WMFC (99.3 FM, "Kool Gold 99.3") is a radio station licensed to serve Monroeville, Alabama, United States. The station is owned by Monroe Broadcasting Company, Inc.

==Programming==
WMFC broadcasts an oldies music format which includes satellite-fed programming from ABC Radio and Jones Radio Network. In addition to its usual music programming, the station airs University of Alabama athletics events including Crimson Tide football and basketball.

==History==
This station began regular broadcasting in November 1965 with 3,000 watts of effective radiated power on a frequency of 99.3 MHz. Launched by the Monroe Broadcasting Company, Inc., the station and its sister station WMFC (1360 AM) were owned by William M. Stewart, publisher of the weekly Monroe Journal and South Alabamian newspaper.
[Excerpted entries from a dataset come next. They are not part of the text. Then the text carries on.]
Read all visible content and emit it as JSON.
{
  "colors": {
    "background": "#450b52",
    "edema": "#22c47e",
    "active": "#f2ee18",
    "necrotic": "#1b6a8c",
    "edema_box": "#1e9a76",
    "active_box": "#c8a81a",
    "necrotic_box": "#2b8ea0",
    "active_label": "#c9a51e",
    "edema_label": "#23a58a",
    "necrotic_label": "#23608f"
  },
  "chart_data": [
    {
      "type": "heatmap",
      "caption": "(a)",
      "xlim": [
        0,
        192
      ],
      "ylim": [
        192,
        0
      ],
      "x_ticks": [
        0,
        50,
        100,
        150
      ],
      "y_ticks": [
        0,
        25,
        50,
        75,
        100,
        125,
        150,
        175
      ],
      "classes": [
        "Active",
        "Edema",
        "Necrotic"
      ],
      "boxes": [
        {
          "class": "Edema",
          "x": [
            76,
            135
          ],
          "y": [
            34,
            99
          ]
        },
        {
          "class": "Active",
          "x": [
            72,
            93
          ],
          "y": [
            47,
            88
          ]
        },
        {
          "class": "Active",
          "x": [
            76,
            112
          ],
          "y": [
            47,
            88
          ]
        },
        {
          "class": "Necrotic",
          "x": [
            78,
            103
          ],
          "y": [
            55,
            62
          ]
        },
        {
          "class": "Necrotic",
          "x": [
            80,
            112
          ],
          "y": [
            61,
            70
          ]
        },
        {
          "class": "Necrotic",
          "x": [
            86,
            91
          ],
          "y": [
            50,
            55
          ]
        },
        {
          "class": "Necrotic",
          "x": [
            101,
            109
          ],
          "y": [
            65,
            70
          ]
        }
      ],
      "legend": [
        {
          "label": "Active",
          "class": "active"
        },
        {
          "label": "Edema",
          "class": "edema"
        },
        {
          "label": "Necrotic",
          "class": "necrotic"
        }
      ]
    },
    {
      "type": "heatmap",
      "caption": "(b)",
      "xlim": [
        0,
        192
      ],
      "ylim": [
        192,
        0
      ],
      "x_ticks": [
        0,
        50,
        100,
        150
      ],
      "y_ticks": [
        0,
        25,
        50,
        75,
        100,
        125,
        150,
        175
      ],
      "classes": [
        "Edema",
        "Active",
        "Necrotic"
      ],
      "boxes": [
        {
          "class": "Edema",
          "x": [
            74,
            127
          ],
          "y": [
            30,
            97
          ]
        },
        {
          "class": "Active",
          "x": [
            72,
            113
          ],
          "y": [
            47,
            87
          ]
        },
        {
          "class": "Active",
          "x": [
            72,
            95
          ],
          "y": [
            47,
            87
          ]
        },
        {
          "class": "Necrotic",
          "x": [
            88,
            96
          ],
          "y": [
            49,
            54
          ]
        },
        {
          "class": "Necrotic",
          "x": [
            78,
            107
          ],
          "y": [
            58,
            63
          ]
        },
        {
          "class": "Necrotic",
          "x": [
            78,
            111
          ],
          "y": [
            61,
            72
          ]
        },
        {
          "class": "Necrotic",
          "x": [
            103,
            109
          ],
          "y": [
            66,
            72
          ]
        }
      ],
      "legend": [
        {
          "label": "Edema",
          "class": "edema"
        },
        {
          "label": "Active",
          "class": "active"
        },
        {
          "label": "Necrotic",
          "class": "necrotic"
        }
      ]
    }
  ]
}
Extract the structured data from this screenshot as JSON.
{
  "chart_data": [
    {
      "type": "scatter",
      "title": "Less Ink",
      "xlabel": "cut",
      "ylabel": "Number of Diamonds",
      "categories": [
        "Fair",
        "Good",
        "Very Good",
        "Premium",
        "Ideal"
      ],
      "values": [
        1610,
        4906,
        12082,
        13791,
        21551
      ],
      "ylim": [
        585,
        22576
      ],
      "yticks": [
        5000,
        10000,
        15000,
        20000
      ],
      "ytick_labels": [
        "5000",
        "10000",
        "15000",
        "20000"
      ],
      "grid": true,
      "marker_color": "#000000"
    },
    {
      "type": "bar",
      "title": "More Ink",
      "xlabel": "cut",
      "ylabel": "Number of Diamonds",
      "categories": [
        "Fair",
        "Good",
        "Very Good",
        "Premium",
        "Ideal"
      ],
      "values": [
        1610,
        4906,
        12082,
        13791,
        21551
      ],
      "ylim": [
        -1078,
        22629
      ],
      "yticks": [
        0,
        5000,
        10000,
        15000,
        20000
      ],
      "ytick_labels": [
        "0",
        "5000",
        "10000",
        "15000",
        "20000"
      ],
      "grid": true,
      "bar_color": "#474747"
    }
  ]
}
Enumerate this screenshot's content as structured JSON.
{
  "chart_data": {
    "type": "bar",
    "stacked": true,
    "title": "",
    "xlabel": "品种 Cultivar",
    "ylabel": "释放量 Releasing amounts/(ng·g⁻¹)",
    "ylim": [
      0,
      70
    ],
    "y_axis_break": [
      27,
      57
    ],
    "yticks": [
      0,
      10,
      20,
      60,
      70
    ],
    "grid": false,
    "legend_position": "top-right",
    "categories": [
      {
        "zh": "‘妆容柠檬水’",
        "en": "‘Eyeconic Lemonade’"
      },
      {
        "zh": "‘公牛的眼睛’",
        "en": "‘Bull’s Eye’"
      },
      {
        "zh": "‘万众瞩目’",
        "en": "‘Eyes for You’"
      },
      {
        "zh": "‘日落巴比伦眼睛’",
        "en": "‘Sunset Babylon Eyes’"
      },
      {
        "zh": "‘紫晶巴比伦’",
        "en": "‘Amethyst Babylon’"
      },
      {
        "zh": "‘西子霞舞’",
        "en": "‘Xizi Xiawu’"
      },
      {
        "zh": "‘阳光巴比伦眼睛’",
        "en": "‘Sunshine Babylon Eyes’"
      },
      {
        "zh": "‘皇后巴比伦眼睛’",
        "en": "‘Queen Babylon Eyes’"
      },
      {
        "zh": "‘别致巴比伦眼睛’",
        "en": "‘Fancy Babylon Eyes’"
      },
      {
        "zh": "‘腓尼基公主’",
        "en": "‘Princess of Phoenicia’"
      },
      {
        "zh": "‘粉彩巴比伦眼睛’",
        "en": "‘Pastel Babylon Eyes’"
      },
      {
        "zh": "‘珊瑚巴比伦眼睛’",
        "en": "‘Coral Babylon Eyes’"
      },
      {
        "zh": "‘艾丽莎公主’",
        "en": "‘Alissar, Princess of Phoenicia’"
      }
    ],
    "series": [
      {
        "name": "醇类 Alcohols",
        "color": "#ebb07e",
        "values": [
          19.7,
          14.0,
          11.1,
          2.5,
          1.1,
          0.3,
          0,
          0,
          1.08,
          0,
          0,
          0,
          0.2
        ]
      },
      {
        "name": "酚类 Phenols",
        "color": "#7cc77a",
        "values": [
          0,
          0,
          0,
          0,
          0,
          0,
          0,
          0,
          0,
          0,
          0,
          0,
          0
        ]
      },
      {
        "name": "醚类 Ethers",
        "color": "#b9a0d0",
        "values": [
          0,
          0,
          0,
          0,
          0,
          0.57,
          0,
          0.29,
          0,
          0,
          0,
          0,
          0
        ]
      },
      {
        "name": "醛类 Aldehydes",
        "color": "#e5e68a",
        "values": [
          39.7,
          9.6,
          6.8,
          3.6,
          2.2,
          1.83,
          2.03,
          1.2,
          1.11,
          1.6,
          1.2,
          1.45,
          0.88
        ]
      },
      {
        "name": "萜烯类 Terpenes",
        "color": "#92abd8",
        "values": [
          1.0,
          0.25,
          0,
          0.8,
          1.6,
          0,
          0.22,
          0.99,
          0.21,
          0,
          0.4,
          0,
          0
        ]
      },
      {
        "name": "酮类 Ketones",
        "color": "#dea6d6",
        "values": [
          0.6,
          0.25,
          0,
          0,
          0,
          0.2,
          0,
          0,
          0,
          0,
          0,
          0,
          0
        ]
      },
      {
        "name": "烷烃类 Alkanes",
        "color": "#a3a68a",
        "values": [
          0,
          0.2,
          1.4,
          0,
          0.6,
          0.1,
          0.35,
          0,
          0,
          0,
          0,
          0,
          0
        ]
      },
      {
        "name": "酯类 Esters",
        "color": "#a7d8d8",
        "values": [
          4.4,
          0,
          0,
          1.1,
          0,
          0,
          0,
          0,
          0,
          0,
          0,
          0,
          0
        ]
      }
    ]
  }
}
WMFC-FM's original broadcast studios were located in a Quonset hut near downtown Monroeville. The station's current studios are in a brick building on Alabama State Route 21, just northeast of the city.

In December 1992, WMFC-FM was issued a construction permit by the FCC that allowed them upgrade to class C2 and to increase broadcast power to 50,000 watts from an antenna 150 meters (492 feet) in height above average terrain.

On November 30, 2010, the station changed its call sign to the current WMFC.

WMFC has been owned continuously by the Stewart family since its 1965 launch. After station founder William M. Stewart died in early 1995, ownership of Monroe Broadcasting Company, Inc., passed to his widow, Carolyn H. Stewart. The AM/FM station combo is managed by their son, David Stewart, who has been involved with the station since first hosting a weekend radio show at age 10.